In a few moments all were strangled or knocked on the head save Richard Parker, the sailor, whose life was spared.
And now, while the tempest was in full force, only four men were left to work the brig, which was labouring terribly with seven feet of water in her hold.

They had to cut down the mainmast, and, when morning came, the mizen.

That day was truly awful, the night was more awful still!

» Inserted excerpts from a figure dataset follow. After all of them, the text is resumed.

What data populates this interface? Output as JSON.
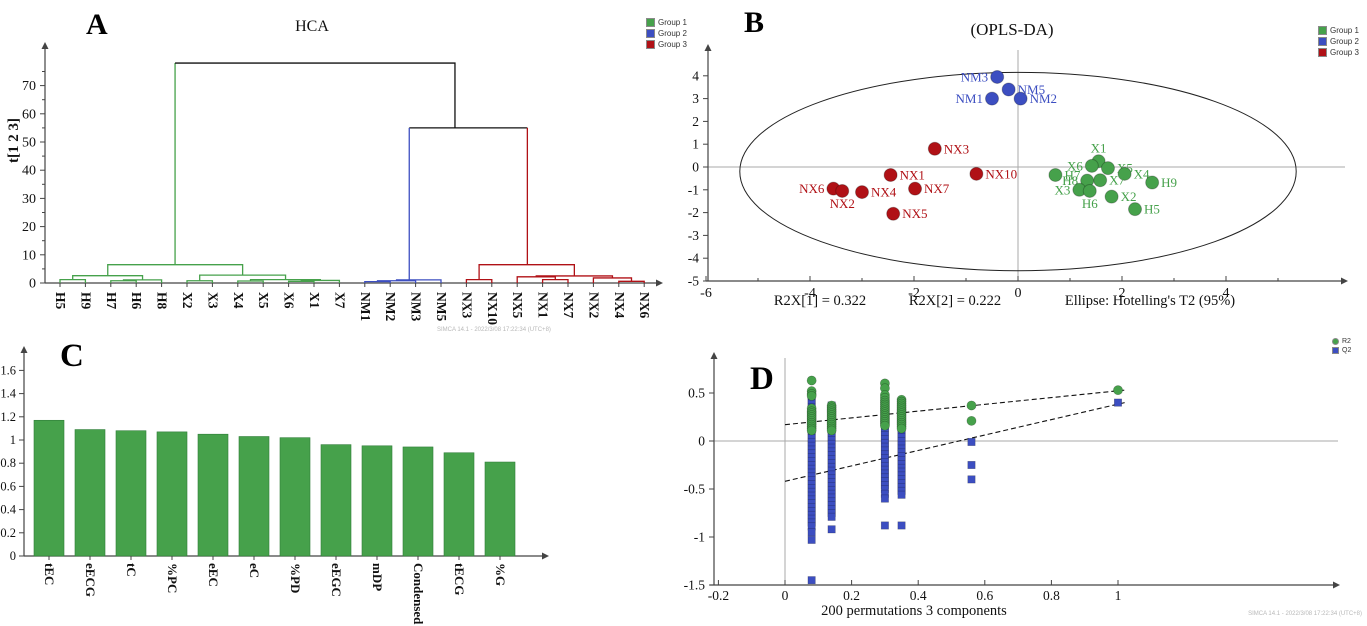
{
  "colors": {
    "green": "#46a14b",
    "blue": "#3c4ec1",
    "red": "#b01116",
    "black": "#111111",
    "axis": "#444444",
    "grid": "#aaaaaa",
    "text": "#111111"
  },
  "watermark_a": "SIMCA 14.1 - 2022/3/08 17:22:34 (UTC+8)",
  "watermark_d": "SIMCA 14.1 - 2022/3/08 17:22:34 (UTC+8)",
  "chart_data": [
    {
      "id": "A",
      "type": "dendrogram",
      "panel_label": "A",
      "title": "HCA",
      "ylabel": "t[1 2 3]",
      "yticks": [
        0,
        10,
        20,
        30,
        40,
        50,
        60,
        70
      ],
      "ylim": [
        0,
        80
      ],
      "leaves": [
        "H5",
        "H9",
        "H7",
        "H6",
        "H8",
        "X2",
        "X3",
        "X4",
        "X5",
        "X6",
        "X1",
        "X7",
        "NM1",
        "NM2",
        "NM3",
        "NM5",
        "NX3",
        "NX10",
        "NX5",
        "NX1",
        "NX7",
        "NX2",
        "NX4",
        "NX6"
      ],
      "legend": [
        {
          "label": "Group 1",
          "color_key": "green"
        },
        {
          "label": "Group 2",
          "color_key": "blue"
        },
        {
          "label": "Group 3",
          "color_key": "red"
        }
      ],
      "segments": [
        {
          "c": "green",
          "pts": [
            [
              1,
              0
            ],
            [
              1,
              1.2
            ],
            [
              2,
              1.2
            ],
            [
              2,
              0
            ]
          ]
        },
        {
          "c": "green",
          "pts": [
            [
              3,
              0
            ],
            [
              3,
              0.8
            ],
            [
              4,
              0.8
            ],
            [
              4,
              0
            ]
          ]
        },
        {
          "c": "green",
          "pts": [
            [
              3.5,
              0.8
            ],
            [
              3.5,
              1.1
            ],
            [
              5,
              1.1
            ],
            [
              5,
              0
            ]
          ]
        },
        {
          "c": "green",
          "pts": [
            [
              1.5,
              1.2
            ],
            [
              1.5,
              2.6
            ],
            [
              4.25,
              2.6
            ],
            [
              4.25,
              1.1
            ]
          ]
        },
        {
          "c": "green",
          "pts": [
            [
              6,
              0
            ],
            [
              6,
              0.8
            ],
            [
              7,
              0.8
            ],
            [
              7,
              0
            ]
          ]
        },
        {
          "c": "green",
          "pts": [
            [
              8,
              0
            ],
            [
              8,
              0.7
            ],
            [
              9,
              0.7
            ],
            [
              9,
              0
            ]
          ]
        },
        {
          "c": "green",
          "pts": [
            [
              10,
              0
            ],
            [
              10,
              0.6
            ],
            [
              11,
              0.6
            ],
            [
              11,
              0
            ]
          ]
        },
        {
          "c": "green",
          "pts": [
            [
              10.5,
              0.6
            ],
            [
              10.5,
              0.9
            ],
            [
              12,
              0.9
            ],
            [
              12,
              0
            ]
          ]
        },
        {
          "c": "green",
          "pts": [
            [
              8.5,
              0.7
            ],
            [
              8.5,
              1.2
            ],
            [
              11.25,
              1.2
            ],
            [
              11.25,
              0.9
            ]
          ]
        },
        {
          "c": "green",
          "pts": [
            [
              6.5,
              0.8
            ],
            [
              6.5,
              2.8
            ],
            [
              9.88,
              2.8
            ],
            [
              9.88,
              1.2
            ]
          ]
        },
        {
          "c": "green",
          "pts": [
            [
              2.88,
              2.6
            ],
            [
              2.88,
              6.5
            ],
            [
              8.19,
              6.5
            ],
            [
              8.19,
              2.8
            ]
          ]
        },
        {
          "c": "green",
          "pts": [
            [
              5.53,
              6.5
            ],
            [
              5.53,
              78
            ]
          ]
        },
        {
          "c": "black",
          "pts": [
            [
              5.53,
              78
            ],
            [
              16.55,
              78
            ],
            [
              16.55,
              55
            ]
          ]
        },
        {
          "c": "black",
          "pts": [
            [
              14.75,
              55
            ],
            [
              19.4,
              55
            ]
          ]
        },
        {
          "c": "blue",
          "pts": [
            [
              13,
              0
            ],
            [
              13,
              0.5
            ],
            [
              14,
              0.5
            ],
            [
              14,
              0
            ]
          ]
        },
        {
          "c": "blue",
          "pts": [
            [
              13.5,
              0.5
            ],
            [
              13.5,
              0.8
            ],
            [
              15,
              0.8
            ],
            [
              15,
              0
            ]
          ]
        },
        {
          "c": "blue",
          "pts": [
            [
              14.25,
              0.8
            ],
            [
              14.25,
              1.1
            ],
            [
              16,
              1.1
            ],
            [
              16,
              0
            ]
          ]
        },
        {
          "c": "blue",
          "pts": [
            [
              14.75,
              1.1
            ],
            [
              14.75,
              55
            ]
          ]
        },
        {
          "c": "red",
          "pts": [
            [
              17,
              0
            ],
            [
              17,
              1.2
            ],
            [
              18,
              1.2
            ],
            [
              18,
              0
            ]
          ]
        },
        {
          "c": "red",
          "pts": [
            [
              20,
              0
            ],
            [
              20,
              1.2
            ],
            [
              21,
              1.2
            ],
            [
              21,
              0
            ]
          ]
        },
        {
          "c": "red",
          "pts": [
            [
              19,
              0
            ],
            [
              19,
              2.2
            ],
            [
              20.5,
              2.2
            ],
            [
              20.5,
              1.2
            ]
          ]
        },
        {
          "c": "red",
          "pts": [
            [
              23,
              0
            ],
            [
              23,
              0.6
            ],
            [
              24,
              0.6
            ],
            [
              24,
              0
            ]
          ]
        },
        {
          "c": "red",
          "pts": [
            [
              22,
              0
            ],
            [
              22,
              1.8
            ],
            [
              23.5,
              1.8
            ],
            [
              23.5,
              0.6
            ]
          ]
        },
        {
          "c": "red",
          "pts": [
            [
              19.75,
              2.2
            ],
            [
              19.75,
              2.5
            ],
            [
              22.75,
              2.5
            ],
            [
              22.75,
              1.8
            ]
          ]
        },
        {
          "c": "red",
          "pts": [
            [
              17.5,
              1.2
            ],
            [
              17.5,
              6.5
            ],
            [
              21.25,
              6.5
            ],
            [
              21.25,
              2.5
            ]
          ]
        },
        {
          "c": "red",
          "pts": [
            [
              19.4,
              6.5
            ],
            [
              19.4,
              55
            ]
          ]
        }
      ]
    },
    {
      "id": "B",
      "type": "scatter",
      "panel_label": "B",
      "title": "(OPLS-DA)",
      "xticks": [
        -6,
        -4,
        -2,
        0,
        2,
        4
      ],
      "yticks": [
        -5,
        -4,
        -3,
        -2,
        -1,
        0,
        1,
        2,
        3,
        4
      ],
      "xlim": [
        -6,
        5.6
      ],
      "ylim": [
        -5,
        4.7
      ],
      "captions": [
        "R2X[1] = 0.322",
        "R2X[2] = 0.222",
        "Ellipse: Hotelling's T2 (95%)"
      ],
      "ellipse": {
        "cx": 0,
        "cy": -0.2,
        "rx": 5.35,
        "ry": 4.35
      },
      "legend": [
        {
          "label": "Group 1",
          "color_key": "green"
        },
        {
          "label": "Group 2",
          "color_key": "blue"
        },
        {
          "label": "Group 3",
          "color_key": "red"
        }
      ],
      "points": [
        {
          "label": "NM3",
          "x": -0.4,
          "y": 3.95,
          "g": "blue",
          "side": "l"
        },
        {
          "label": "NM5",
          "x": -0.18,
          "y": 3.4,
          "g": "blue",
          "side": "r"
        },
        {
          "label": "NM1",
          "x": -0.5,
          "y": 3.0,
          "g": "blue",
          "side": "l"
        },
        {
          "label": "NM2",
          "x": 0.05,
          "y": 3.0,
          "g": "blue",
          "side": "r"
        },
        {
          "label": "NX3",
          "x": -1.6,
          "y": 0.8,
          "g": "red",
          "side": "r"
        },
        {
          "label": "NX1",
          "x": -2.45,
          "y": -0.35,
          "g": "red",
          "side": "r"
        },
        {
          "label": "NX10",
          "x": -0.8,
          "y": -0.3,
          "g": "red",
          "side": "r"
        },
        {
          "label": "NX6",
          "x": -3.55,
          "y": -0.95,
          "g": "red",
          "side": "l"
        },
        {
          "label": "NX2",
          "x": -3.38,
          "y": -1.05,
          "g": "red",
          "side": "b"
        },
        {
          "label": "NX4",
          "x": -3.0,
          "y": -1.1,
          "g": "red",
          "side": "r"
        },
        {
          "label": "NX7",
          "x": -1.98,
          "y": -0.95,
          "g": "red",
          "side": "r"
        },
        {
          "label": "NX5",
          "x": -2.4,
          "y": -2.05,
          "g": "red",
          "side": "r"
        },
        {
          "label": "X1",
          "x": 1.55,
          "y": 0.25,
          "g": "green",
          "side": "t"
        },
        {
          "label": "X6",
          "x": 1.42,
          "y": 0.05,
          "g": "green",
          "side": "l"
        },
        {
          "label": "X5",
          "x": 1.73,
          "y": -0.05,
          "g": "green",
          "side": "r"
        },
        {
          "label": "X4",
          "x": 2.05,
          "y": -0.3,
          "g": "green",
          "side": "r"
        },
        {
          "label": "H7",
          "x": 0.72,
          "y": -0.35,
          "g": "green",
          "side": "r"
        },
        {
          "label": "H8",
          "x": 1.33,
          "y": -0.6,
          "g": "green",
          "side": "l"
        },
        {
          "label": "X7",
          "x": 1.58,
          "y": -0.58,
          "g": "green",
          "side": "r"
        },
        {
          "label": "H9",
          "x": 2.58,
          "y": -0.68,
          "g": "green",
          "side": "r"
        },
        {
          "label": "X3",
          "x": 1.18,
          "y": -1.0,
          "g": "green",
          "side": "l"
        },
        {
          "label": "H6",
          "x": 1.38,
          "y": -1.05,
          "g": "green",
          "side": "b"
        },
        {
          "label": "X2",
          "x": 1.8,
          "y": -1.3,
          "g": "green",
          "side": "r"
        },
        {
          "label": "H5",
          "x": 2.25,
          "y": -1.85,
          "g": "green",
          "side": "r"
        }
      ]
    },
    {
      "id": "C",
      "type": "bar",
      "panel_label": "C",
      "categories": [
        "tEC",
        "eECG",
        "tC",
        "%PC",
        "eEC",
        "eC",
        "%PD",
        "eEGC",
        "mDP",
        "Condensed",
        "tECG",
        "%G"
      ],
      "values": [
        1.17,
        1.09,
        1.08,
        1.07,
        1.05,
        1.03,
        1.02,
        0.96,
        0.95,
        0.94,
        0.89,
        0.81
      ],
      "yticks": [
        0,
        0.2,
        0.4,
        0.6,
        0.8,
        1,
        1.2,
        1.4,
        1.6
      ],
      "ylim": [
        0,
        1.75
      ],
      "bar_color_key": "green"
    },
    {
      "id": "D",
      "type": "permutation-scatter",
      "panel_label": "D",
      "xlabel": "200 permutations 3 components",
      "xticks": [
        -0.2,
        0,
        0.2,
        0.4,
        0.6,
        0.8,
        1
      ],
      "yticks": [
        -1.5,
        -1,
        -0.5,
        0,
        0.5
      ],
      "xlim": [
        -0.25,
        1.65
      ],
      "ylim": [
        -1.55,
        0.95
      ],
      "legend": [
        {
          "label": "R2",
          "color_key": "green",
          "shape": "circle"
        },
        {
          "label": "Q2",
          "color_key": "blue",
          "shape": "square"
        }
      ],
      "regression_lines": [
        {
          "name": "R2",
          "x1": 0,
          "y1": 0.17,
          "x2": 1.02,
          "y2": 0.53
        },
        {
          "name": "Q2",
          "x1": 0,
          "y1": -0.42,
          "x2": 1.02,
          "y2": 0.4
        }
      ],
      "r2_columns": [
        {
          "x": 0.08,
          "ys": [
            0.63,
            0.52,
            0.49,
            0.47,
            0.34,
            0.31,
            0.29,
            0.27,
            0.25,
            0.23,
            0.21,
            0.19,
            0.17,
            0.15,
            0.13,
            0.11
          ]
        },
        {
          "x": 0.14,
          "ys": [
            0.37,
            0.35,
            0.33,
            0.31,
            0.29,
            0.27,
            0.25,
            0.23,
            0.21,
            0.19,
            0.17,
            0.15,
            0.13,
            0.11
          ]
        },
        {
          "x": 0.3,
          "ys": [
            0.6,
            0.55,
            0.48,
            0.45,
            0.42,
            0.4,
            0.38,
            0.36,
            0.34,
            0.32,
            0.3,
            0.28,
            0.26,
            0.24,
            0.22,
            0.2,
            0.18,
            0.16
          ]
        },
        {
          "x": 0.35,
          "ys": [
            0.43,
            0.41,
            0.39,
            0.37,
            0.35,
            0.33,
            0.31,
            0.29,
            0.27,
            0.25,
            0.23,
            0.21,
            0.19,
            0.17,
            0.15,
            0.13
          ]
        },
        {
          "x": 0.56,
          "ys": [
            0.37,
            0.21
          ]
        },
        {
          "x": 1.0,
          "ys": [
            0.53
          ]
        }
      ],
      "q2_columns": [
        {
          "x": 0.08,
          "ys": [
            0.47,
            0.43,
            0.39,
            0.35,
            0.31,
            0.27,
            0.23,
            0.19,
            0.15,
            0.11,
            0.07,
            0.03,
            -0.01,
            -0.05,
            -0.09,
            -0.13,
            -0.17,
            -0.21,
            -0.25,
            -0.29,
            -0.33,
            -0.37,
            -0.41,
            -0.45,
            -0.49,
            -0.53,
            -0.57,
            -0.61,
            -0.65,
            -0.69,
            -0.73,
            -0.77,
            -0.81,
            -0.85,
            -0.89,
            -0.95,
            -1.03,
            -1.45
          ]
        },
        {
          "x": 0.14,
          "ys": [
            0.37,
            0.33,
            0.29,
            0.25,
            0.21,
            0.17,
            0.13,
            0.09,
            0.05,
            0.01,
            -0.03,
            -0.07,
            -0.11,
            -0.15,
            -0.19,
            -0.23,
            -0.27,
            -0.31,
            -0.35,
            -0.39,
            -0.43,
            -0.47,
            -0.51,
            -0.55,
            -0.59,
            -0.63,
            -0.67,
            -0.71,
            -0.75,
            -0.79,
            -0.92
          ]
        },
        {
          "x": 0.3,
          "ys": [
            0.42,
            0.38,
            0.34,
            0.3,
            0.26,
            0.22,
            0.18,
            0.14,
            0.1,
            0.06,
            0.02,
            -0.02,
            -0.06,
            -0.1,
            -0.14,
            -0.18,
            -0.22,
            -0.26,
            -0.3,
            -0.34,
            -0.38,
            -0.42,
            -0.46,
            -0.5,
            -0.55,
            -0.6,
            -0.88
          ]
        },
        {
          "x": 0.35,
          "ys": [
            0.12,
            0.08,
            0.04,
            0.0,
            -0.04,
            -0.08,
            -0.12,
            -0.16,
            -0.2,
            -0.24,
            -0.28,
            -0.32,
            -0.36,
            -0.4,
            -0.44,
            -0.48,
            -0.52,
            -0.56,
            -0.88
          ]
        },
        {
          "x": 0.56,
          "ys": [
            -0.01,
            -0.25,
            -0.4
          ]
        },
        {
          "x": 1.0,
          "ys": [
            0.4
          ]
        }
      ]
    }
  ]
}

If Dirk Peters and his companions had not lashed themselves securely to the remains of the rigging, they must have been carried away by a tremendous sea, which drove in the hatches of the _Grampus_.
Then follows in the romance a minute record of the series of incidents ensuing upon this situation, from the 14th of July to the 7th of August; the fishing for victuals in the submerged hold, the coming of a mysterious brig laden with corpses, which poisoned the atmosphere and passed on like a huge coffin, the sport of a wind of death; the torments of hunger and thirst; the impossibility of reaching the provision store; the drawing of lots by straws--the shortest gave Richard Parker to be sacrificed for the life of the other three--the death of that unhappy man, who was killed by Dirk Peters and devoured; lastly, the finding in the hold of a jar of olives and a small turtle.
Owing to the displacement of her cargo the _Grampus_ rolled and pitched more and more.

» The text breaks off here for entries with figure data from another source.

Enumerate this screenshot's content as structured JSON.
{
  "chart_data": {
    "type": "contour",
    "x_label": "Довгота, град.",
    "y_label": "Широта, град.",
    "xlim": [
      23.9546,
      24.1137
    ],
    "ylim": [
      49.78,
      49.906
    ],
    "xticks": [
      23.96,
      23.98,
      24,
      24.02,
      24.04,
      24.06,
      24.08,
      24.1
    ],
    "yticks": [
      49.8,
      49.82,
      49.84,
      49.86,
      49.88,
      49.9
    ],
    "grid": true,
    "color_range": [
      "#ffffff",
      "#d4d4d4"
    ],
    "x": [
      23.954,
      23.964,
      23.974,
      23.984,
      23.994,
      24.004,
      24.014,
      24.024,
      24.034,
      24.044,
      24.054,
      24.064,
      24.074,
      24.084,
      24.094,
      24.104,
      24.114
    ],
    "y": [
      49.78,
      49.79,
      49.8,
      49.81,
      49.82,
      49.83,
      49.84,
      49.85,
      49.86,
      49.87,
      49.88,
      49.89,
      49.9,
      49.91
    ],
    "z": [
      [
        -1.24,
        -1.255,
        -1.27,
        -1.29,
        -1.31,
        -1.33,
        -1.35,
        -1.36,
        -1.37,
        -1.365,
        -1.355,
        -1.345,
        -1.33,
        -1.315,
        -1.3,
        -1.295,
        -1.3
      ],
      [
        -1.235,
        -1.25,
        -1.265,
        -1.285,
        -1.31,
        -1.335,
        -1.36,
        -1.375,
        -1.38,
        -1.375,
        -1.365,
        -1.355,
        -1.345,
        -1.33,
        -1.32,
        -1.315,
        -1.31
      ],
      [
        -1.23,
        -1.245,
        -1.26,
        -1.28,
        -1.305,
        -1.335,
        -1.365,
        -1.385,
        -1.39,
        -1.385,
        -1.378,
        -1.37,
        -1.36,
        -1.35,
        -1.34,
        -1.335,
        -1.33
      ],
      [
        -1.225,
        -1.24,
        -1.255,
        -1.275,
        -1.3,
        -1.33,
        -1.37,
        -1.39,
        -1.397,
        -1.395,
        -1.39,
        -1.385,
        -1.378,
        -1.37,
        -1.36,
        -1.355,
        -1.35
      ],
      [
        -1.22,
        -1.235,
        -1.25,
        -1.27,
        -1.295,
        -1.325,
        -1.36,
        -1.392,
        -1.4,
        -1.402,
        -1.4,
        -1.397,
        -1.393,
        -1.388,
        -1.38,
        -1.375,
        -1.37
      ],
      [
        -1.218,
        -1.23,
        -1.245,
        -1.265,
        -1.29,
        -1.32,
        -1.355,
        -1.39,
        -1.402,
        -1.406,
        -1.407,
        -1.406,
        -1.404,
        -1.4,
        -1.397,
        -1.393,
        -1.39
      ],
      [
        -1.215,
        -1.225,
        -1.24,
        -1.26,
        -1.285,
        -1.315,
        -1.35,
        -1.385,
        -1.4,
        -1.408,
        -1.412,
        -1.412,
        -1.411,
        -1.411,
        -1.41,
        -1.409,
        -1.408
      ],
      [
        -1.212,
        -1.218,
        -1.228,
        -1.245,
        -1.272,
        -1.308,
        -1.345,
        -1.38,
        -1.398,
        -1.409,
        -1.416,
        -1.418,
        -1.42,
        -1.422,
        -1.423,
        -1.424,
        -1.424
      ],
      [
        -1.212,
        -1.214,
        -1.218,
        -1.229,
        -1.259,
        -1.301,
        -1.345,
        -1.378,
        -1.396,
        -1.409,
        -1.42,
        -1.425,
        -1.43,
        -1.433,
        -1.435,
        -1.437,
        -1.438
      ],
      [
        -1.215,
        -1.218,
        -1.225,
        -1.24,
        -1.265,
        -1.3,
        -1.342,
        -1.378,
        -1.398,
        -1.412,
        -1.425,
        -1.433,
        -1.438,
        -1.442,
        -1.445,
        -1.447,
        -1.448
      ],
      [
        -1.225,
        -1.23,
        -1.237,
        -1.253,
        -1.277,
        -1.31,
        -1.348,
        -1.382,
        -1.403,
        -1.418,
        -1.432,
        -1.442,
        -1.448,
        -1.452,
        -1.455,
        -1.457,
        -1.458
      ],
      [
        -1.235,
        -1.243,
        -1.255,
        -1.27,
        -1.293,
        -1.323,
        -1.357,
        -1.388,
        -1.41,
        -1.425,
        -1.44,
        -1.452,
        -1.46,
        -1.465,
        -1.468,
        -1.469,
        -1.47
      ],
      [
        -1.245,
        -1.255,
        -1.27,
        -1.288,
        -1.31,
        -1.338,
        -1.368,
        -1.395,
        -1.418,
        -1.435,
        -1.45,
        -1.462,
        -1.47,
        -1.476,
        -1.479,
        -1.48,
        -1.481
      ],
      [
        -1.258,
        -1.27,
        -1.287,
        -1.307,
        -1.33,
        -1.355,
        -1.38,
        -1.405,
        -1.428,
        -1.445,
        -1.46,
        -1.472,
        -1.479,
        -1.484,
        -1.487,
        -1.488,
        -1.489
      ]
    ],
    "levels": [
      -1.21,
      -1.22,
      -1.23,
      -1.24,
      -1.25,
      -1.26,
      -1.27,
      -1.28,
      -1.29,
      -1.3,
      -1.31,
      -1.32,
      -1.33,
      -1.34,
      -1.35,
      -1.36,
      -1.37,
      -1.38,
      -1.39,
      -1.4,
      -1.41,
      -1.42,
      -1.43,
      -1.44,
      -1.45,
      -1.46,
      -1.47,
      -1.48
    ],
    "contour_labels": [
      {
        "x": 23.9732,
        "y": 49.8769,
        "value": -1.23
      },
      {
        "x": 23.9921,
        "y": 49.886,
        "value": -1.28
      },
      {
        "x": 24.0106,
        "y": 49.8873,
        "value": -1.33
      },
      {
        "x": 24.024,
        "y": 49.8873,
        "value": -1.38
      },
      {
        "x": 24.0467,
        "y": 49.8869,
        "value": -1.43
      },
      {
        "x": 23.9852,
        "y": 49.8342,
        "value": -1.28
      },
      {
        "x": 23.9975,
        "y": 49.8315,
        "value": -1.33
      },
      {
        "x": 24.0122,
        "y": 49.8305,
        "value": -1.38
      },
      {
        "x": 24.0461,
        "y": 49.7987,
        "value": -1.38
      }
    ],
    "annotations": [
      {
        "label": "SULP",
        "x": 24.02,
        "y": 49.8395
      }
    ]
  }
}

The frightful heat caused the torture of thirst to reach the extreme limit of human endurance, and on the 1st of August, Augustus Barnard died.

On the 3rd, the brig foundered in the night, and Arthur Pym and the half-breed, crouching upon the upturned keel, were reduced to feed upon the barnacles with which the bottom was covered, in the midst of a crowd of waiting, watching sharks.